Viewpoint: Author defends his position on mining issue
First off I have nothing against mining per se, just the GTAC mine bill, the disreputable tactics used to ram it through, the dubious data used in support of it, and the debatable impact on the environment. Why is it that you are labeled an environmentalist extremist if you dare base the discussion on fact and not supposition?
Gullan continues to mislead with the falsehood of “temporarily closing the mining site”; even though Tiffany gives his understanding of the bill’s “temporary” as having no definitive cut-off date and by Tiffany’s own admission it could last up to 3 years. Then Mr. Gullan would have you believe that GTAC’s $75,000 donation to Tiffany’s campaign had no influence (really?) and why would the mine care if people were around, if not for worker safety. Well, maybe because the mine does not want scrutiny of its conduct or mining practices.

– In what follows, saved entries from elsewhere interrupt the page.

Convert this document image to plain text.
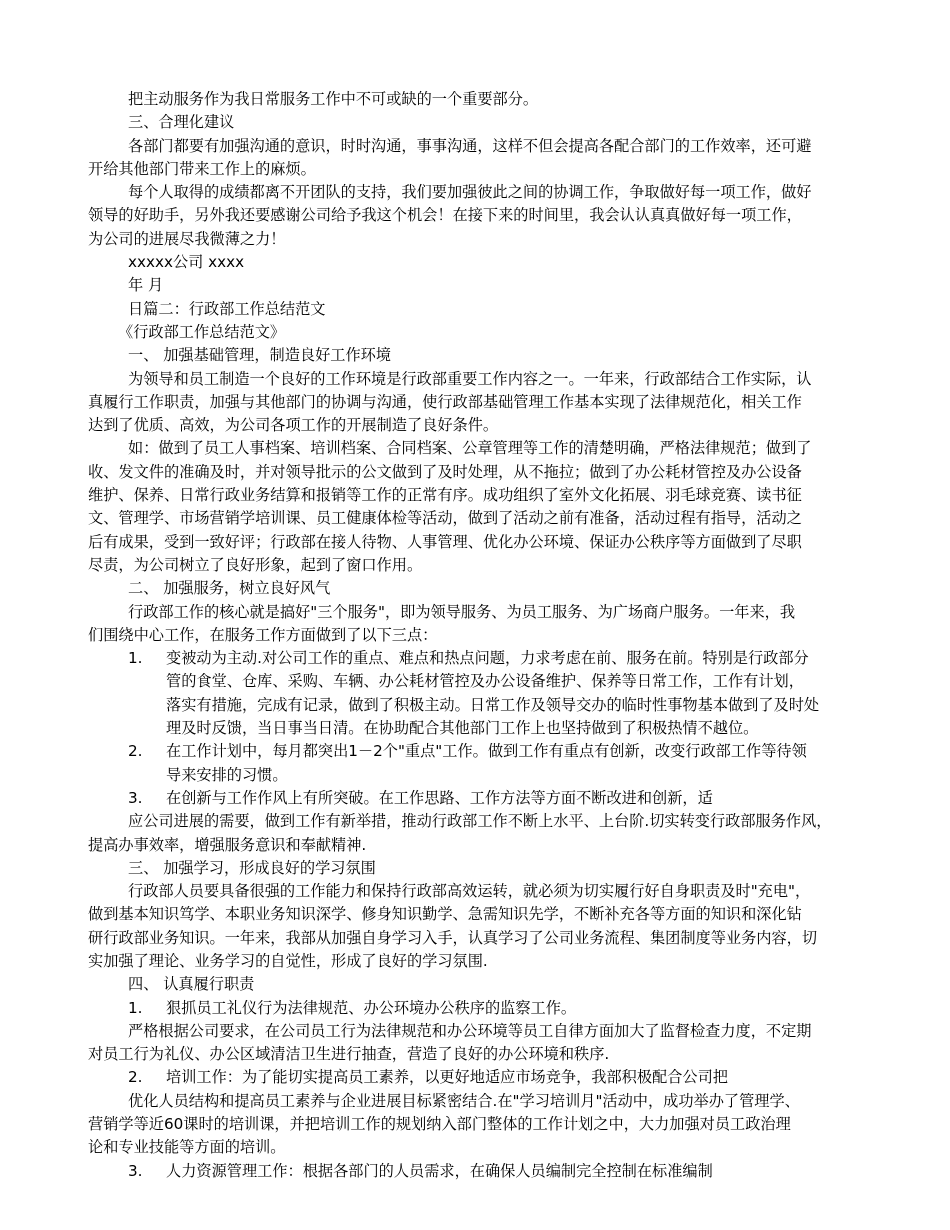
把主动服务作为我日常服务工作中不可或缺的一个重要部分。
三、合理化建议
各部门都要有加强沟通的意识，时时沟通，事事沟通，这样不但会提高各配合部门的工作效率，还可避
开给其他部门带来工作上的麻烦。
每个人取得的成绩都离不开团队的支持，我们要加强彼此之间的协调工作，争取做好每一项工作，做好
领导的好助手，另外我还要感谢公司给予我这个机会！在接下来的时间里，我会认认真真做好每一项工作，
为公司的进展尽我微薄之力！
xxxxx公司 xxxx
年 月
日篇二：行政部工作总结范文
《行政部工作总结范文》
一、 加强基础管理，制造良好工作环境
为领导和员工制造一个良好的工作环境是行政部重要工作内容之一。一年来，行政部结合工作实际，认
真履行工作职责，加强与其他部门的协调与沟通，使行政部基础管理工作基本实现了法律规范化，相关工作
达到了优质、高效，为公司各项工作的开展制造了良好条件。
如：做到了员工人事档案、培训档案、合同档案、公章管理等工作的清楚明确，严格法律规范；做到了
收、发文件的准确及时，并对领导批示的公文做到了及时处理，从不拖拉；做到了办公耗材管控及办公设备
维护、保养、日常行政业务结算和报销等工作的正常有序。成功组织了室外文化拓展、羽毛球竞赛、读书征
文、管理学、市场营销学培训课、员工健康体检等活动，做到了活动之前有准备，活动过程有指导，活动之
后有成果，受到一致好评；行政部在接人待物、人事管理、优化办公环境、保证办公秩序等方面做到了尽职
尽责，为公司树立了良好形象，起到了窗口作用。
二、 加强服务，树立良好风气
行政部工作的核心就是搞好"三个服务"，即为领导服务、为员工服务、为广场商户服务。一年来，我
们围绕中心工作，在服务工作方面做到了以下三点：
1. 变被动为主动.对公司工作的重点、难点和热点问题，力求考虑在前、服务在前。特别是行政部分
管的食堂、仓库、采购、车辆、办公耗材管控及办公设备维护、保养等日常工作，工作有计划，
落实有措施，完成有记录，做到了积极主动。日常工作及领导交办的临时性事物基本做到了及时处
理及时反馈，当日事当日清。在协助配合其他部门工作上也坚持做到了积极热情不越位。
2. 在工作计划中，每月都突出1－2个"重点"工作。做到工作有重点有创新，改变行政部工作等待领
导来安排的习惯。
3. 在创新与工作作风上有所突破。在工作思路、工作方法等方面不断改进和创新，适
应公司进展的需要，做到工作有新举措，推动行政部工作不断上水平、上台阶.切实转变行政部服务作风，
提高办事效率，增强服务意识和奉献精神.
三、 加强学习，形成良好的学习氛围
行政部人员要具备很强的工作能力和保持行政部高效运转，就必须为切实履行好自身职责及时"充电"，
做到基本知识笃学、本职业务知识深学、修身知识勤学、急需知识先学，不断补充各等方面的知识和深化钻
研行政部业务知识。一年来，我部从加强自身学习入手，认真学习了公司业务流程、集团制度等业务内容，切
实加强了理论、业务学习的自觉性，形成了良好的学习氛围.
四、 认真履行职责
1. 狠抓员工礼仪行为法律规范、办公环境办公秩序的监察工作。
严格根据公司要求，在公司员工行为法律规范和办公环境等员工自律方面加大了监督检查力度，不定期
对员工行为礼仪、办公区域清洁卫生进行抽查，营造了良好的办公环境和秩序.
2. 培训工作：为了能切实提高员工素养，以更好地适应市场竞争，我部积极配合公司把
优化人员结构和提高员工素养与企业进展目标紧密结合.在"学习培训月"活动中，成功举办了管理学、
营销学等近60课时的培训课，并把培训工作的规划纳入部门整体的工作计划之中，大力加强对员工政治理
论和专业技能等方面的培训。
3. 人力资源管理工作：根据各部门的人员需求，在确保人员编制完全控制在标准编制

Gullan then exaggerates a yelling match between the workers and protestors into a terrorist attack. Except for the one protestor arrested for trying to take a workers camera the video depicts nothing more than the trading of verbal insults. Also, I can’t seem to find the police reports which should have been filed for the alleged property damage and sabotage.
Gullan points out impediments to the Roy Hill mine coming on line in an attempt to somehow bolster the GTAC mine- the RH mine is a “potential” yes, but the harbor, airport and roads are complete and the centerline for the railroad has been cleared with the shipping of ore scheduled for 2015, but nobody knows when or if ever the GTAC mine will come on line. So what is the point? Well, the world’s iron ore needs are not likely to be met by the U.S. whose proven deposits and production at 26,696,000 metric tons per annum are a poor tenth in world ranking behind China’s 800,000,000 tons and second ranking Australia’s of 394,000,000 tons.
Gullan further uses a ploy by Media Trackers and echoed by GOP legislators which attempts to shift focus away from legislation designed to erode mining regulations for the benefit of a single company. Compared to larger industries in Wisconsin that utilize all of their legal and monetary resources to fight compliance with EPA regulations, the Bad River Band has worked with the EPA to rectify an identified problem with limited resources. Yes, they have not been fined yet, but so haven’t most of the biggest municipal and industrial polluters in Wisconsin. (See projects.nytimes.com/toxic-waters/polluters/wisconsin).
Lastly, we are all concerned about good paying jobs. So, what are realistic job numbers?
If the economic impact on the local economy is the justification for the mine, job numbers should be more than “pie-in the-sky” vague generalities. Wisconsinites deserve to understand the basis for the estimated employment by type/ level, local/imported, supported by projections of production, and phase of the project so as to judge how they compare with mining operations elsewhere, such as the Nashwauk mine in Minnesota. Without this data it is difficult to give weight to unsubstantiated statements about the direct/indirect economic benefits to northern Wisconsin.